The machine translated scores were 0.96 for precision and 0.29 for recall. The projected actual scores were 0.97 for precision and 0.32 for recall.

Summary referencing

Sometimes the analyst will find points described in the summary interesting and will want to dig into the detail of what is actually discussed. We provide summary referencing, which displays the part of the conversation that corresponds to a section in the summary. Sentence level and segment level referencing are available. Segment level referencing provides references to the conversation for specific named entities and clause within sentences. This function achieves 93.7% accuracy in our experimental example. 

Screenshot of the User Interface on Mandarin conversation, the dialog screen redirects to the relevant lines when the associated citation is clicked.

Conclusion

In this project, we proposed a set of metrics to help analysts evaluate summary quality. The metrics consist of two stages of snippet extraction followed by entailment. We showed several successful case studies where our metrics capture missing information from different kinds of machine introduced error, and how people can identify suitable LLMs for deployment given the resource constraints and quality concerns.

Limitations and Future Directions

While our metrics have shown initial success in factually evaluating the summary against the raw conversation transcripts, our snippets extractor currently heavily relies on GPT-4o or GPT-5 which can bias the model’s preference. 

In the future, we would like to do a more in-depth study on the current snippet extractor, and identify better replacement to API models. We hope to train a general snippet extractor that can fairly extract snippet statements that are informative for the customized use cases, and in a format that can represent the information for entailment.

There are also more questions we want to answer: 

  • How does this metric pipeline work on the transcript in its original language? 
  • How is the quality of the summary of the conversation in original language? 
  • What is the limit of training data for the ASR, MT and summary models when the summary quality or metrics start to break? 
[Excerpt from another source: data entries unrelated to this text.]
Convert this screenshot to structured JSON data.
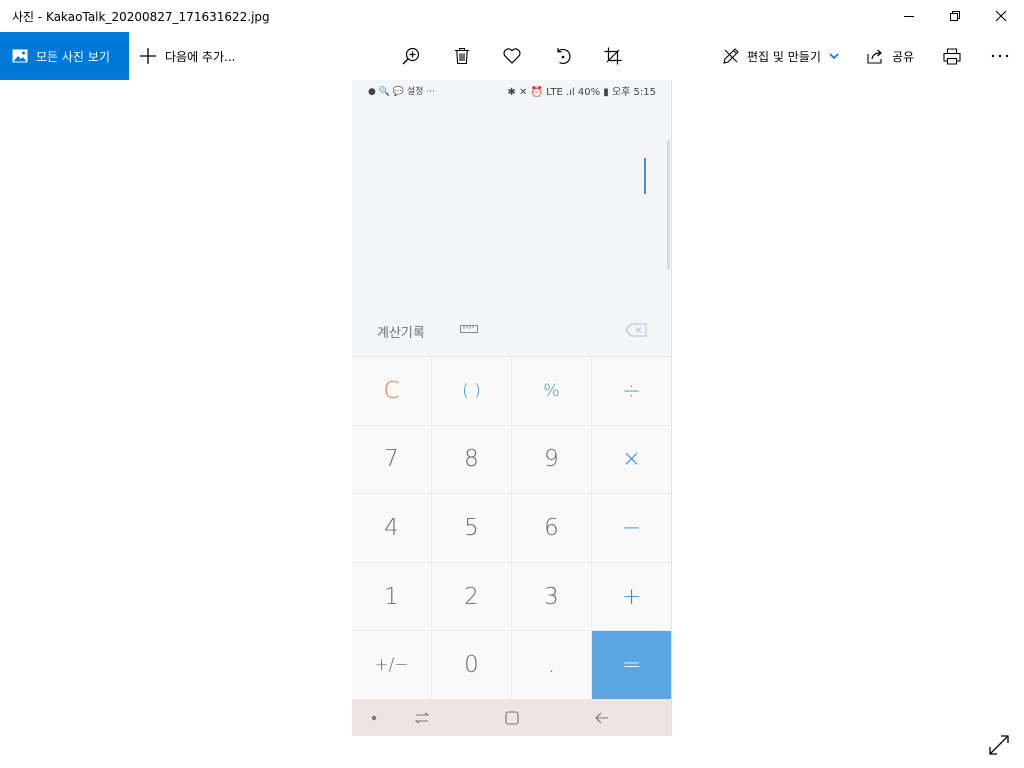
{
  "window": {
    "title": "사진 - KakaoTalk_20200827_171631622.jpg",
    "controls": [
      "minimize-icon",
      "restore-icon",
      "close-icon"
    ]
  },
  "toolbar": {
    "all_photos_label": "모든 사진 보기",
    "add_to_label": "다음에 추가...",
    "icons": [
      "zoom-in-icon",
      "delete-icon",
      "heart-icon",
      "rotate-icon",
      "crop-icon"
    ],
    "edit_create_label": "편집 및 만들기",
    "share_label": "공유",
    "print_icon": "print-icon",
    "more_icon": "more-icon",
    "accent_color": "#0078d7"
  },
  "phone": {
    "status_left": "● 🔍 💬 설정  ···",
    "status_right": "✱ ✕ ⏰ LTE .ıl 40% ▮ 오후 5:15",
    "history_label": "계산기록",
    "keys": [
      [
        "C",
        "( )",
        "%",
        "÷"
      ],
      [
        "7",
        "8",
        "9",
        "×"
      ],
      [
        "4",
        "5",
        "6",
        "−"
      ],
      [
        "1",
        "2",
        "3",
        "+"
      ],
      [
        "+/−",
        "0",
        ".",
        "="
      ]
    ],
    "equals_color": "#5aa6e2",
    "operator_color": "#3d8fc9",
    "clear_color": "#e07850",
    "nav_bar_color": "#efe4e4"
  },
  "expand_icon": "expand-icon"
}
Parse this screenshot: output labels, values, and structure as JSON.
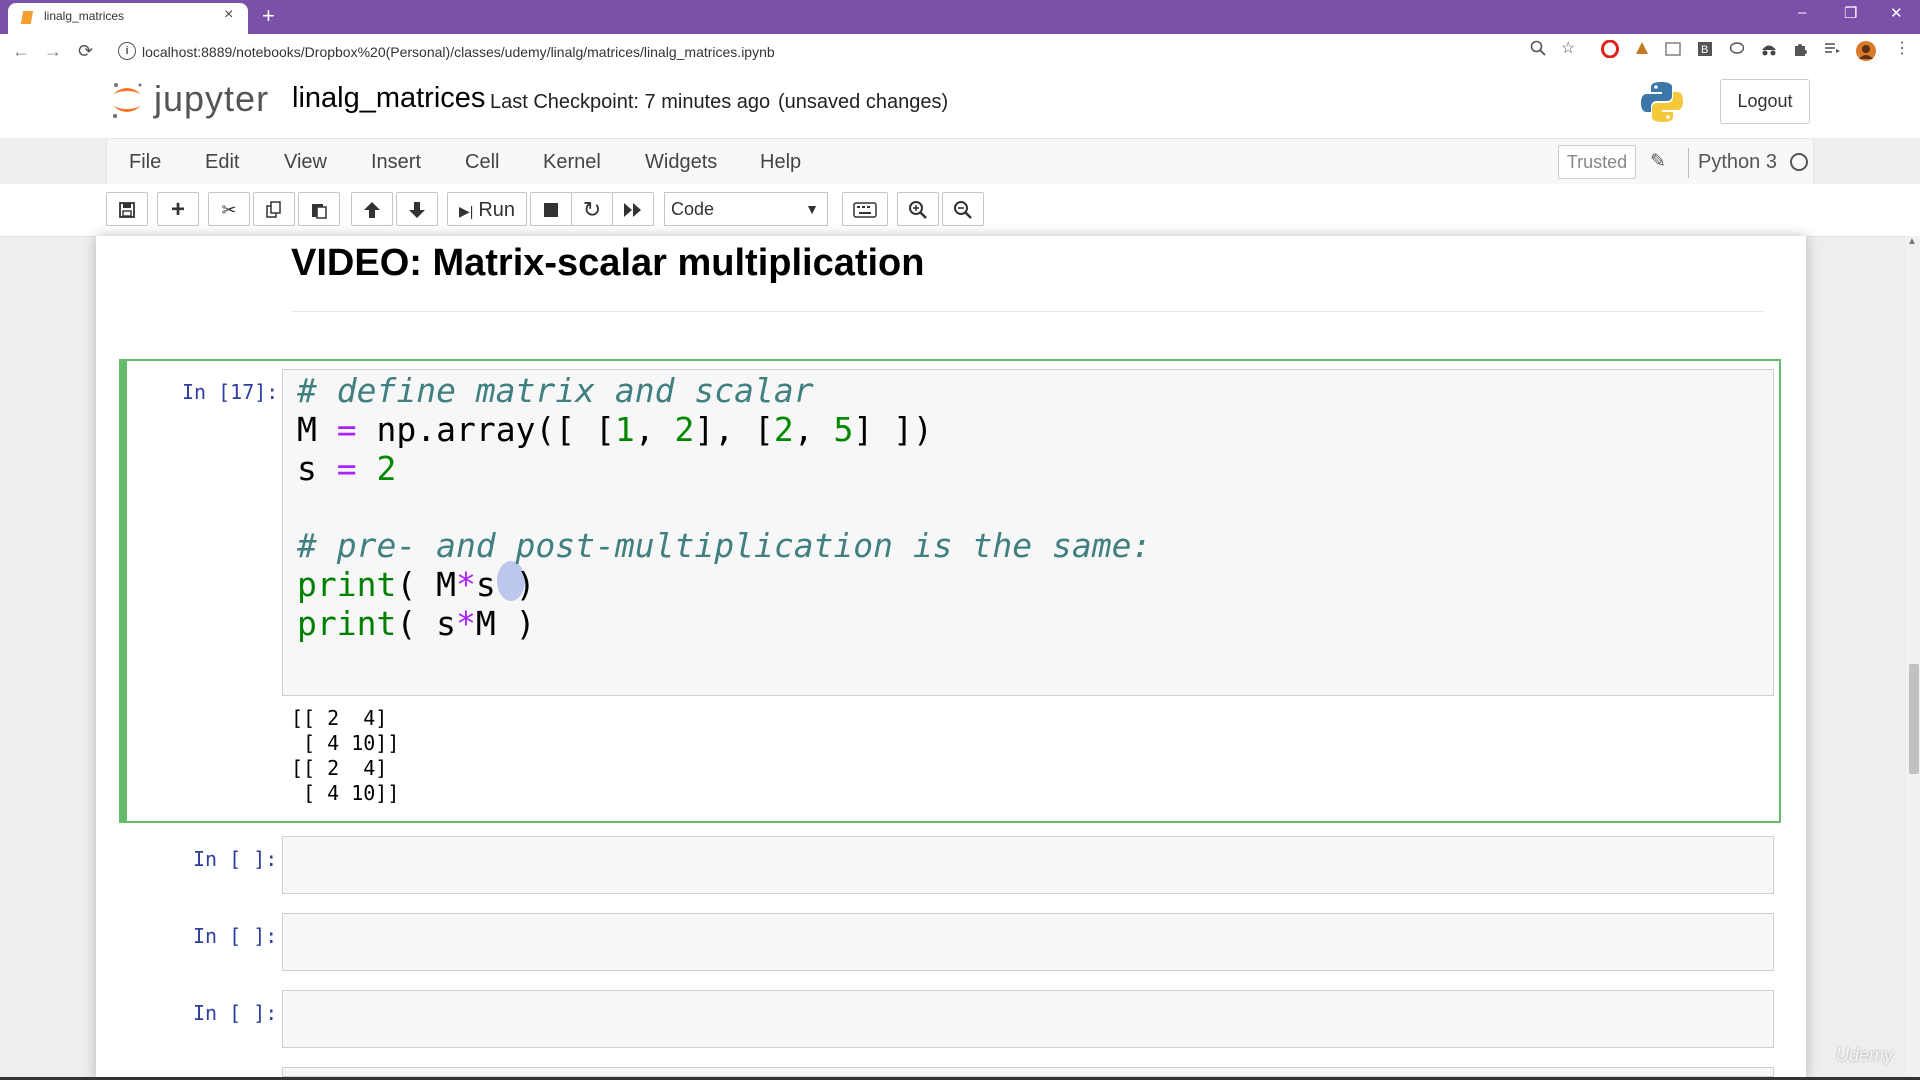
{
  "browser": {
    "tab_title": "linalg_matrices",
    "tab_close": "×",
    "new_tab": "+",
    "window_controls": [
      "–",
      "❐",
      "✕"
    ],
    "nav": [
      "←",
      "→",
      "⟳"
    ],
    "url": "localhost:8889/notebooks/Dropbox%20(Personal)/classes/udemy/linalg/matrices/linalg_matrices.ipynb",
    "info_icon": "i",
    "extension_icons": [
      "zoom-icon",
      "star-icon",
      "opera-icon",
      "ext-icon",
      "window-icon",
      "b-icon",
      "chat-icon",
      "incognito-icon",
      "puzzle-icon",
      "playlist-icon",
      "avatar-icon",
      "menu-icon"
    ]
  },
  "header": {
    "logo_text": "jupyter",
    "notebook_name": "linalg_matrices",
    "checkpoint": "Last Checkpoint: 7 minutes ago",
    "unsaved": "(unsaved changes)",
    "logout_label": "Logout"
  },
  "menubar": {
    "items": [
      "File",
      "Edit",
      "View",
      "Insert",
      "Cell",
      "Kernel",
      "Widgets",
      "Help"
    ],
    "trusted": "Trusted",
    "kernel": "Python 3"
  },
  "toolbar": {
    "run_label": "Run",
    "cell_type": "Code"
  },
  "notebook": {
    "heading": "VIDEO: Matrix-scalar multiplication",
    "cells": [
      {
        "prompt": "In [17]:",
        "code": [
          "# define matrix and scalar",
          "M = np.array([ [1, 2], [2, 5] ])",
          "s = 2",
          "",
          "# pre- and post-multiplication is the same:",
          "print( M*s )",
          "print( s*M )"
        ],
        "output": [
          "[[ 2  4]",
          " [ 4 10]]",
          "[[ 2  4]",
          " [ 4 10]]"
        ]
      },
      {
        "prompt": "In [ ]:"
      },
      {
        "prompt": "In [ ]:"
      },
      {
        "prompt": "In [ ]:"
      }
    ]
  },
  "watermark": "Udemy",
  "colors": {
    "tabbar": "#7a50a8",
    "selected_cell": "#66bb6a",
    "prompt": "#303f9f",
    "comment": "#408080",
    "keyword": "#008000",
    "operator": "#aa22ff"
  }
}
We hope that after the establishment of the metrics, we can continue to expand this framework and address more interesting problems ahead.

This material is based upon work supported in whole or in part with funding from the Department of Defense (DoD). Any opinions, findings, conclusions, or recommendations expressed in this material are those of the author(s) and do not necessarily reflect the views of the DoD and/or any agency or entity of the United States Government.